Concealed weapons bill advances in House

Rep. Chris Millis, a Pender County Republican, watches the vote board on the floor of the North Carolina House of Representatives on May 17, 2017.
Rep. Chris Millis, a Pender County Republican, watches the vote board on the floor of the North Carolina House of Representatives on May 17, 2017. cdowell@NCInsider.com

A bill that would eliminate the requirement for most concealed handgun permits in North Carolina cleared a second House committee on Thursday.

The House Finance Committee approved House Bill 746 on a split, party-line vote. Democrats tried to put the brakes on the bill – which just began moving on Wednesday – on procedural grounds: that legislative staff hadn’t yet prepared analyses of the financial impact and the cost to the court system.

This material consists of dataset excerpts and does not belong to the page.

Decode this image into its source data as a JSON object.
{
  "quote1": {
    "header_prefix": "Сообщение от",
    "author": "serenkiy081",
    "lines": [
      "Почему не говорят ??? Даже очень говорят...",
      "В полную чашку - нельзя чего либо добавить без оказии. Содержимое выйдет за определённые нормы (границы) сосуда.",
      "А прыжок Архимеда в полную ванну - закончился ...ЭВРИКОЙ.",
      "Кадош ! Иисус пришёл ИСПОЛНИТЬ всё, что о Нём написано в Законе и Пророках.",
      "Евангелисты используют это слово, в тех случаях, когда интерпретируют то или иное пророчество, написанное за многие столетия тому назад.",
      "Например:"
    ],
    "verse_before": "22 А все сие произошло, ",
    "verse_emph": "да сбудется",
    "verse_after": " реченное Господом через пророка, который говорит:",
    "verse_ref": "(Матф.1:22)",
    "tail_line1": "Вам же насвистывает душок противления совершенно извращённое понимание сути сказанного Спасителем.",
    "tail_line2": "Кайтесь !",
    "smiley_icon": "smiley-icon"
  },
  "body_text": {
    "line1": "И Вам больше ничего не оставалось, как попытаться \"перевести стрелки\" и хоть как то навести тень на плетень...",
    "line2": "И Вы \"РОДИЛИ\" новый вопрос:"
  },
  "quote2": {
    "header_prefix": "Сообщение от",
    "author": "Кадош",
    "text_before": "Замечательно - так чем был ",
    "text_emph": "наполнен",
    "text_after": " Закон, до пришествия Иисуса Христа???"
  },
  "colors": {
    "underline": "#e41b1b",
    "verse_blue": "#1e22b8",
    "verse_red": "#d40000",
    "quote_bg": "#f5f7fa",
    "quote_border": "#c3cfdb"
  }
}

There was also confusion in the committee meeting about what the bill does.

It would allow anyone who is 18 or older, and not otherwise prohibited by law, to carry a handgun either openly or concealed without having to first qualify for a permit. Currently, concealed-carry permit applicants must be at least 21 years old.

Some circumstances would still require obtaining a concealed-carry permit under the bill, including complying with other states’ laws when traveling. Bill sponsor Rep. Chris Millis, a Republican from Hampstead, said Thursday the permit would also be required in businesses or other places where open-carry is prohibited.

The bill includes a provision to slightly raise the fee required to pay county sheriffs to handle the application process for concealed weapons permits. That financial element was necessary to keep the bill alive after it missed the deadline to cross over from the House to the Senate.

Legislative staff said the application fees add up to about $4 million a year on average, but a more detailed analysis still has to be done.

An earlier version of this story included an incorrect bill number for the gun bill.